Voces de inseguridad: “de La Perimetral hacia la muerte”

“Esa noche salí de La Perimetral hacia la muerte, pero no llegué allá, gracias a Dios”

Para Carlos y su primo, parecía ser una noche más. Ya la fiesta había terminado, pero no su peor pesadilla.

Carlos Sánchez, es un joven de 26 años de edad y vive en calle La Planta de Tucupita. La noche del jueves 23 de mayo,  la vida le dio una segunda oportunidad.

Eran la 12:00 de la noche, Carlos y su primo regresaban a  casa. Habían estado en una fiesta de un amigo en La Perimetral y, para llegar a su residencia, aún debían caminar bastante.
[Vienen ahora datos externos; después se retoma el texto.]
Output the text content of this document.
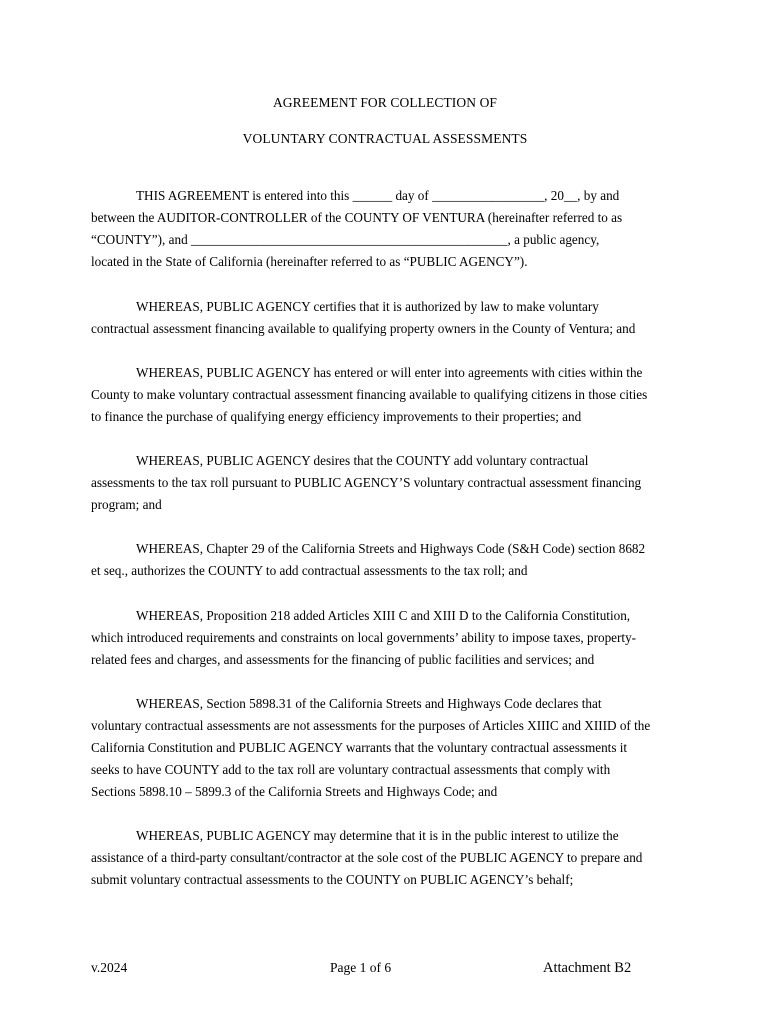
AGREEMENT FOR COLLECTION OF
VOLUNTARY CONTRACTUAL ASSESSMENTS
THIS AGREEMENT is entered into this ______ day of _________________, 20__, by and
between the AUDITOR-CONTROLLER of the COUNTY OF VENTURA (hereinafter referred to as
“COUNTY”), and ________________________________________________, a public agency,
located in the State of California (hereinafter referred to as “PUBLIC AGENCY”).
WHEREAS, PUBLIC AGENCY certifies that it is authorized by law to make voluntary
contractual assessment financing available to qualifying property owners in the County of Ventura; and
WHEREAS, PUBLIC AGENCY has entered or will enter into agreements with cities within the
County to make voluntary contractual assessment financing available to qualifying citizens in those cities
to finance the purchase of qualifying energy efficiency improvements to their properties; and
WHEREAS, PUBLIC AGENCY desires that the COUNTY add voluntary contractual
assessments to the tax roll pursuant to PUBLIC AGENCY’S voluntary contractual assessment financing
program; and
WHEREAS, Chapter 29 of the California Streets and Highways Code (S&H Code) section 8682
et seq., authorizes the COUNTY to add contractual assessments to the tax roll; and
WHEREAS, Proposition 218 added Articles XIII C and XIII D to the California Constitution,
which introduced requirements and constraints on local governments’ ability to impose taxes, property-
related fees and charges, and assessments for the financing of public facilities and services; and
WHEREAS, Section 5898.31 of the California Streets and Highways Code declares that
voluntary contractual assessments are not assessments for the purposes of Articles XIIIC and XIIID of the
California Constitution and PUBLIC AGENCY warrants that the voluntary contractual assessments it
seeks to have COUNTY add to the tax roll are voluntary contractual assessments that comply with
Sections 5898.10 – 5899.3 of the California Streets and Highways Code; and
WHEREAS, PUBLIC AGENCY may determine that it is in the public interest to utilize the
assistance of a third-party consultant/contractor at the sole cost of the PUBLIC AGENCY to prepare and
submit voluntary contractual assessments to the COUNTY on PUBLIC AGENCY’s behalf;
v.2024	Page 1 of 6	Attachment B2
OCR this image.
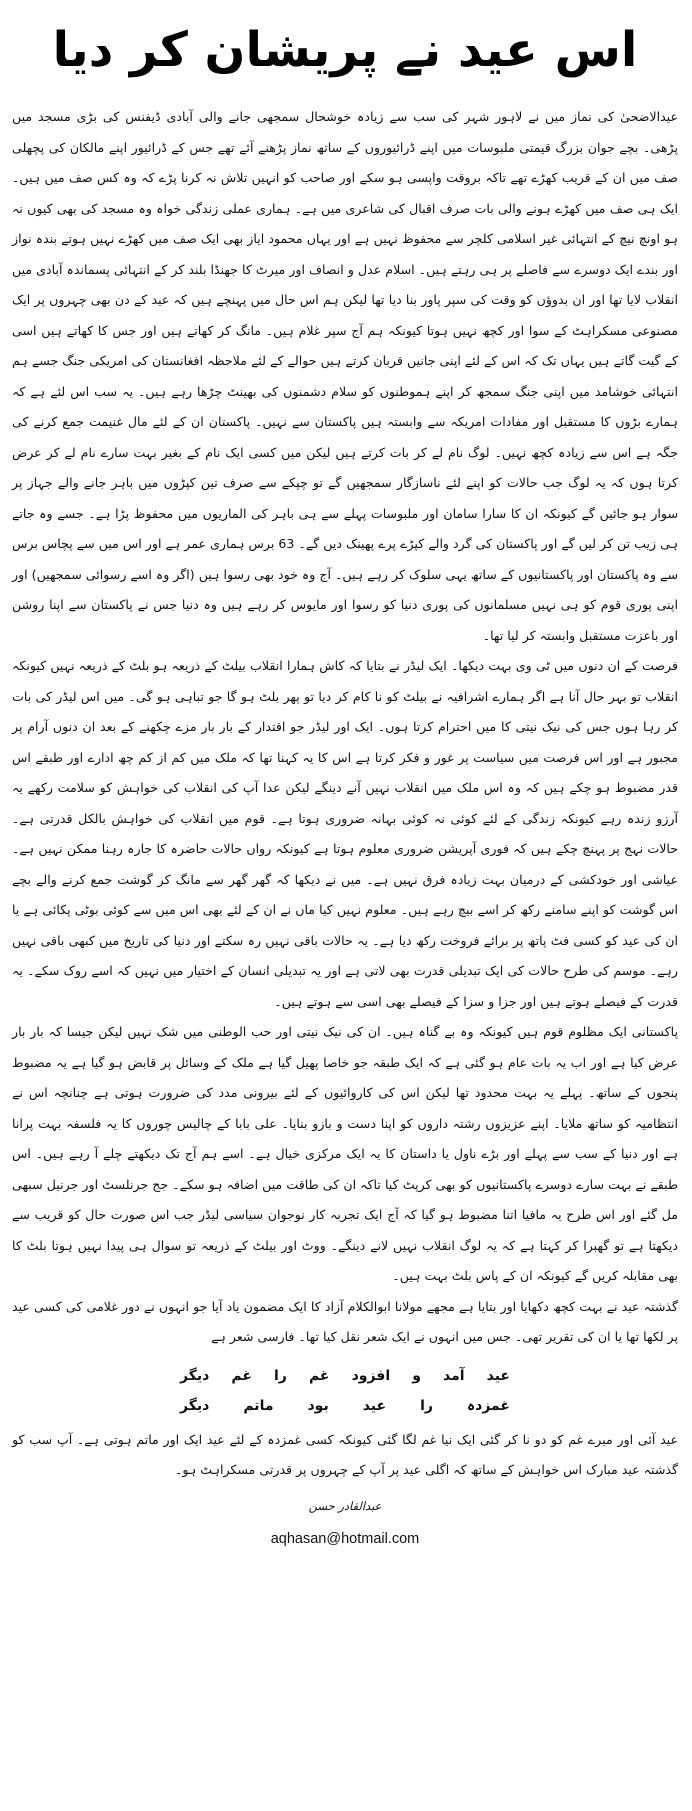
اس عید نے پریشان کر دیا

عیدالاضحیٰ کی نماز میں نے لاہور شہر کی سب سے زیادہ خوشحال سمجھی جانے والی آبادی ڈیفنس کی بڑی مسجد میں پڑھی۔ بچے جوان بزرگ قیمتی ملبوسات میں اپنے ڈرائیوروں کے ساتھ نماز پڑھنے آئے تھے جس کے ڈرائیور اپنے مالکان کی پچھلی صف میں ان کے قریب کھڑے تھے تاکہ بروقت واپسی ہو سکے اور صاحب کو انہیں تلاش نہ کرنا پڑے کہ وہ کس صف میں ہیں۔ ایک ہی صف میں کھڑے ہونے والی بات صرف اقبال کی شاعری میں ہے۔ ہماری عملی زندگی خواہ وہ مسجد کی بھی کیوں نہ ہو اونچ نیچ کے انتہائی غیر اسلامی کلچر سے محفوظ نہیں ہے اور یہاں محمود ایاز بھی ایک صف میں کھڑے نہیں ہوتے بندہ نواز اور بندے ایک دوسرے سے فاصلے پر ہی رہتے ہیں۔ اسلام عدل و انصاف اور میرٹ کا جھنڈا بلند کر کے انتہائی پسماندہ آبادی میں انقلاب لایا تھا اور ان بدوؤں کو وقت کی سپر پاور بنا دیا تھا لیکن ہم اس حال میں پہنچے ہیں کہ عید کے دن بھی چہروں پر ایک مصنوعی مسکراہٹ کے سوا اور کچھ نہیں ہوتا کیونکہ ہم آج سپر غلام ہیں۔ مانگ کر کھاتے ہیں اور جس کا کھاتے ہیں اسی کے گیت گاتے ہیں یہاں تک کہ اس کے لئے اپنی جانیں قربان کرتے ہیں حوالے کے لئے ملاحظہ افغانستان کی امریکی جنگ جسے ہم انتہائی خوشامد میں اپنی جنگ سمجھ کر اپنے ہموطنوں کو سلام دشمنوں کی بھینٹ چڑھا رہے ہیں۔ یہ سب اس لئے ہے کہ ہمارے بڑوں کا مستقبل اور مفادات امریکہ سے وابستہ ہیں پاکستان سے نہیں۔ پاکستان ان کے لئے مال غنیمت جمع کرنے کی جگہ ہے اس سے زیادہ کچھ نہیں۔ لوگ نام لے کر بات کرتے ہیں لیکن میں کسی ایک نام کے بغیر بہت سارے نام لے کر عرض کرتا ہوں کہ یہ لوگ جب حالات کو اپنے لئے ناسازگار سمجھیں گے تو چپکے سے صرف تین کپڑوں میں باہر جانے والے جہاز پر سوار ہو جائیں گے کیونکہ ان کا سارا سامان اور ملبوسات پہلے سے ہی باہر کی الماریوں میں محفوظ پڑا ہے۔ جسے وہ جاتے ہی زیب تن کر لیں گے اور پاکستان کی گرد والے کپڑے پرے پھینک دیں گے۔ 63 برس ہماری عمر ہے اور اس میں سے پچاس برس سے وہ پاکستان اور پاکستانیوں کے ساتھ یہی سلوک کر رہے ہیں۔ آج وہ خود بھی رسوا ہیں (اگر وہ اسے رسوائی سمجھیں) اور اپنی پوری قوم کو ہی نہیں مسلمانوں کی پوری دنیا کو رسوا اور مایوس کر رہے ہیں وہ دنیا جس نے پاکستان سے اپنا روشن اور باعزت مستقبل وابستہ کر لیا تھا۔

فرصت کے ان دنوں میں ٹی وی بہت دیکھا۔ ایک لیڈر نے بتایا کہ کاش ہمارا انقلاب بیلٹ کے ذریعہ ہو بلٹ کے ذریعہ نہیں کیونکہ انقلاب تو بہر حال آنا ہے اگر ہمارے اشرافیہ نے بیلٹ کو نا کام کر دیا تو پھر بلٹ ہو گا جو تباہی ہو گی۔ میں اس لیڈر کی بات کر رہا ہوں جس کی نیک نیتی کا میں احترام کرتا ہوں۔ ایک اور لیڈر جو اقتدار کے بار بار مزے چکھنے کے بعد ان دنوں آرام پر مجبور ہے اور اس فرصت میں سیاست پر غور و فکر کرتا ہے اس کا یہ کہنا تھا کہ ملک میں کم از کم چھ ادارے اور طبقے اس قدر مضبوط ہو چکے ہیں کہ وہ اس ملک میں انقلاب نہیں آنے دینگے لیکن عدا آپ کی انقلاب کی خواہش کو سلامت رکھے یہ آرزو زندہ رہے کیونکہ زندگی کے لئے کوئی نہ کوئی بہانہ ضروری ہوتا ہے۔ قوم میں انقلاب کی خواہش بالکل قدرتی ہے۔ حالات نہج پر پہنچ چکے ہیں کہ فوری آپریشن ضروری معلوم ہوتا ہے کیونکہ رواں حالات حاضرہ کا جارہ رہنا ممکن نہیں ہے۔ عیاشی اور خودکشی کے درمیان بہت زیادہ فرق نہیں ہے۔ میں نے دیکھا کہ گھر گھر سے مانگ کر گوشت جمع کرنے والے بچے اس گوشت کو اپنے سامنے رکھ کر اسے بیچ رہے ہیں۔ معلوم نہیں کیا ماں نے ان کے لئے بھی اس میں سے کوئی بوٹی پکائی ہے یا ان کی عید کو کسی فٹ پاتھ پر برائے فروخت رکھ دیا ہے۔ یہ حالات باقی نہیں رہ سکتے اور دنیا کی تاریخ میں کبھی باقی نہیں رہے۔ موسم کی طرح حالات کی ایک تبدیلی قدرت بھی لاتی ہے اور یہ تبدیلی انسان کے اختیار میں نہیں کہ اسے روک سکے۔ یہ قدرت کے فیصلے ہوتے ہیں اور جزا و سزا کے فیصلے بھی اسی سے ہوتے ہیں۔

پاکستانی ایک مظلوم قوم ہیں کیونکہ وہ بے گناہ ہیں۔ ان کی نیک نیتی اور حب الوطنی میں شک نہیں لیکن جیسا کہ بار بار عرض کیا ہے اور اب یہ بات عام ہو گئی ہے کہ ایک طبقہ جو خاصا پھیل گیا ہے ملک کے وسائل پر قابض ہو گیا ہے یہ مضبوط پنجوں کے ساتھ۔ پہلے یہ بہت محدود تھا لیکن اس کی کاروائیوں کے لئے بیرونی مدد کی ضرورت ہوتی ہے چنانچہ اس نے انتظامیہ کو ساتھ ملایا۔ اپنے عزیزوں رشتہ داروں کو اپنا دست و بازو بنایا۔ علی بابا کے چالیس چوروں کا یہ فلسفہ بہت پرانا ہے اور دنیا کے سب سے پہلے اور بڑے ناول یا داستان کا یہ ایک مرکزی خیال ہے۔ اسے ہم آج تک دیکھتے چلے آ رہے ہیں۔ اس طبقے نے بہت سارے دوسرے پاکستانیوں کو بھی کرپٹ کیا تاکہ ان کی طاقت میں اضافہ ہو سکے۔ جج جرنلسٹ اور جرنیل سبھی مل گئے اور اس طرح یہ مافیا اتنا مضبوط ہو گیا کہ آج ایک تجربہ کار نوجوان سیاسی لیڈر جب اس صورت حال کو قریب سے دیکھتا ہے تو گھبرا کر کہتا ہے کہ یہ لوگ انقلاب نہیں لانے دینگے۔ ووٹ اور بیلٹ کے ذریعہ تو سوال ہی پیدا نہیں ہوتا بلٹ کا بھی مقابلہ کریں گے کیونکہ ان کے پاس بلٹ بہت ہیں۔

گذشتہ عید نے بہت کچھ دکھایا اور بتایا ہے مجھے مولانا ابوالکلام آزاد کا ایک مضمون یاد آیا جو انہوں نے دور غلامی کی کسی عید پر لکھا تھا یا ان کی تقریر تھی۔ جس میں انہوں نے ایک شعر نقل کیا تھا۔ فارسی شعر ہے

عید
آمد
و
افزود
غم
را
غم
دیگر
غمزدہ
را
عید
بود
ماتم
دیگر

عید آئی اور میرے غم کو دو نا کر گئی ایک نیا غم لگا گئی کیونکہ کسی غمزدہ کے لئے عید ایک اور ماتم ہوتی ہے۔ آپ سب کو گذشتہ عید مبارک اس خواہش کے ساتھ کہ اگلی عید پر آپ کے چہروں پر قدرتی مسکراہٹ ہو۔

عبدالقادر حسن
aqhasan@hotmail.com
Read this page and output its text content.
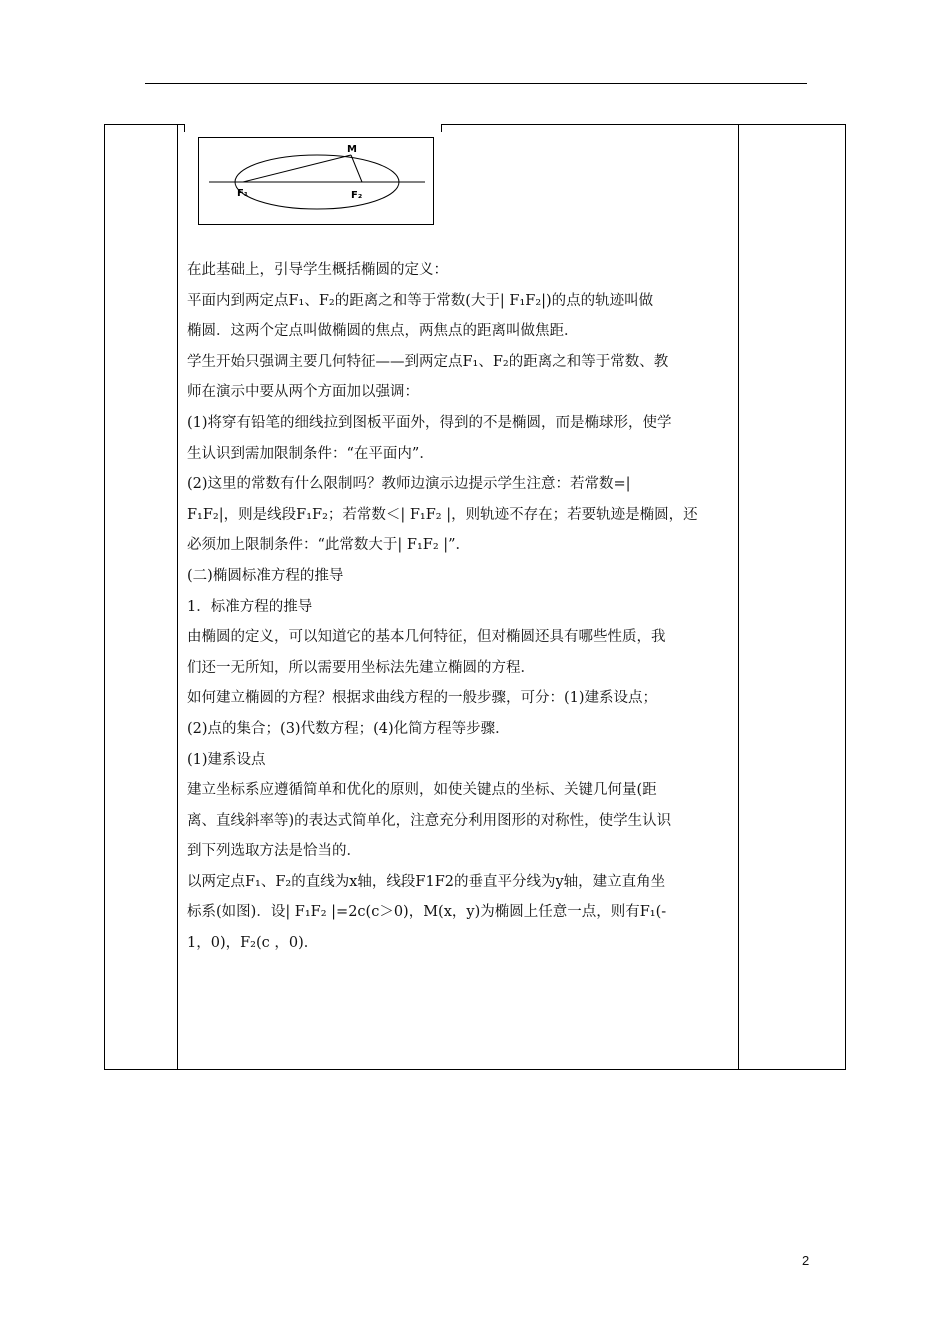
M
F₁	F₂

在此基础上，引导学生概括椭圆的定义：

平面内到两定点F₁、F₂的距离之和等于常数(大于| F₁F₂|)的点的轨迹叫做

椭圆．这两个定点叫做椭圆的焦点，两焦点的距离叫做焦距．

学生开始只强调主要几何特征——到两定点F₁、F₂的距离之和等于常数、教

师在演示中要从两个方面加以强调：

(1)将穿有铅笔的细线拉到图板平面外，得到的不是椭圆，而是椭球形，使学

生认识到需加限制条件：“在平面内”．

(2)这里的常数有什么限制吗？教师边演示边提示学生注意：若常数=|

F₁F₂|，则是线段F₁F₂；若常数＜| F₁F₂ |，则轨迹不存在；若要轨迹是椭圆，还

必须加上限制条件：“此常数大于| F₁F₂ |”．

(二)椭圆标准方程的推导

1．标准方程的推导

由椭圆的定义，可以知道它的基本几何特征，但对椭圆还具有哪些性质，我

们还一无所知，所以需要用坐标法先建立椭圆的方程．

如何建立椭圆的方程？根据求曲线方程的一般步骤，可分：(1)建系设点；

(2)点的集合；(3)代数方程；(4)化简方程等步骤．

(1)建系设点

建立坐标系应遵循简单和优化的原则，如使关键点的坐标、关键几何量(距

离、直线斜率等)的表达式简单化，注意充分利用图形的对称性，使学生认识

到下列选取方法是恰当的．

以两定点F₁、F₂的直线为x轴，线段F1F2的垂直平分线为y轴，建立直角坐

标系(如图)．设| F₁F₂ |=2c(c＞0)，M(x，y)为椭圆上任意一点，则有F₁(-

1，0)，F₂(c ，0)．

2
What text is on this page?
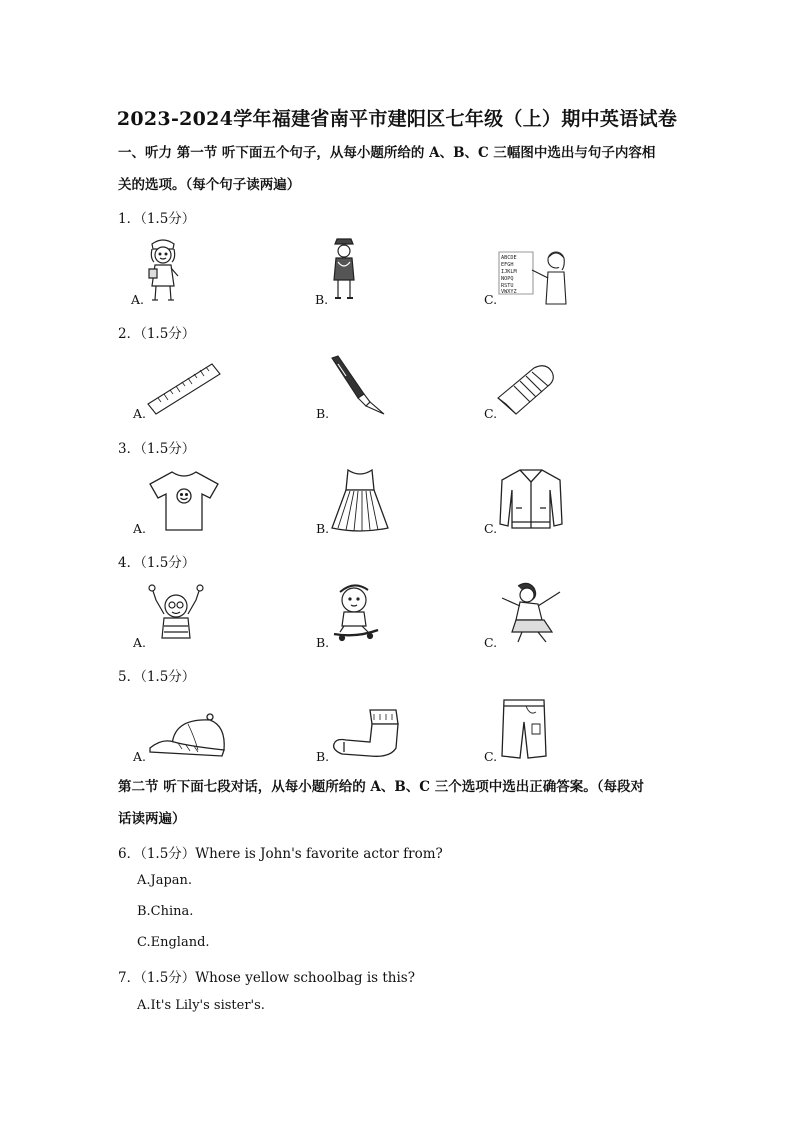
2023-2024学年福建省南平市建阳区七年级（上）期中英语试卷
一、听力 第一节 听下面五个句子，从每小题所给的 A、B、C 三幅图中选出与句子内容相
关的选项。（每个句子读两遍）
1．（1.5分）
A.	B.
ABCDE
EFGH
IJKLM
NOPQ
RSTU
VWXYZ
C.
2．（1.5分）
A.	B.	C.
3．（1.5分）
A.	B.	C.
4．（1.5分）
A.	B.	C.
5．（1.5分）
A.	B.	C.
第二节 听下面七段对话，从每小题所给的 A、B、C 三个选项中选出正确答案。（每段对
话读两遍）
6．（1.5分）Where is John's favorite actor from?
A.Japan.
B.China.
C.England.
7．（1.5分）Whose yellow schoolbag is this?
A.It's Lily's sister's.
Como es habitual a esas horas en Tucupita, todos se encuentran resguardados en sus hogares. Solo algunos puestos de ventas de “comida rápida”, aún permanecían abiertos.

Caminaron y pronto ya estaban agotados, pero no había tiempo para un descanso. Lo desolado y oscuro que se encontraban las calles, no lo permitía, “estaba tenebroso”.

Cuando estaban en los alrededores del estadio “Isaías Látigo Chávez”, la oscuridad cubrió el lugar, e impedía la visibilidad de ambos, pero no para las personas desconocidas que los esperaban.

“Aparecieron de la nada, lo único que recuerdo son los golpes que me dieron”, relató Carlos.

Tres hombres corpulentos arremetieron contra ellos, “por suerte”, el primo pudo huir del ataque, pero Carlos no tuvo tiempo, fue interceptado.

“Dentro de mí, dije, me mataron, porque todos me golpearon y nombraban otro nombre pero no era el mío, ellos se confundieron, buscaban a otro”, relató la víctima.

Carlos Sánchez perdió el conocimiento. Luego de varias horas, pudo reaccionar, pero, para sorpresa de Carlos, estaba en un lugar desconocido.

“Cuando me desperté, estaba solo en una calle solitaria, había mucho monte, no había nadie, estoy vivo no sé cómo, volví a nacer”, finalizó Carlos Sánchez.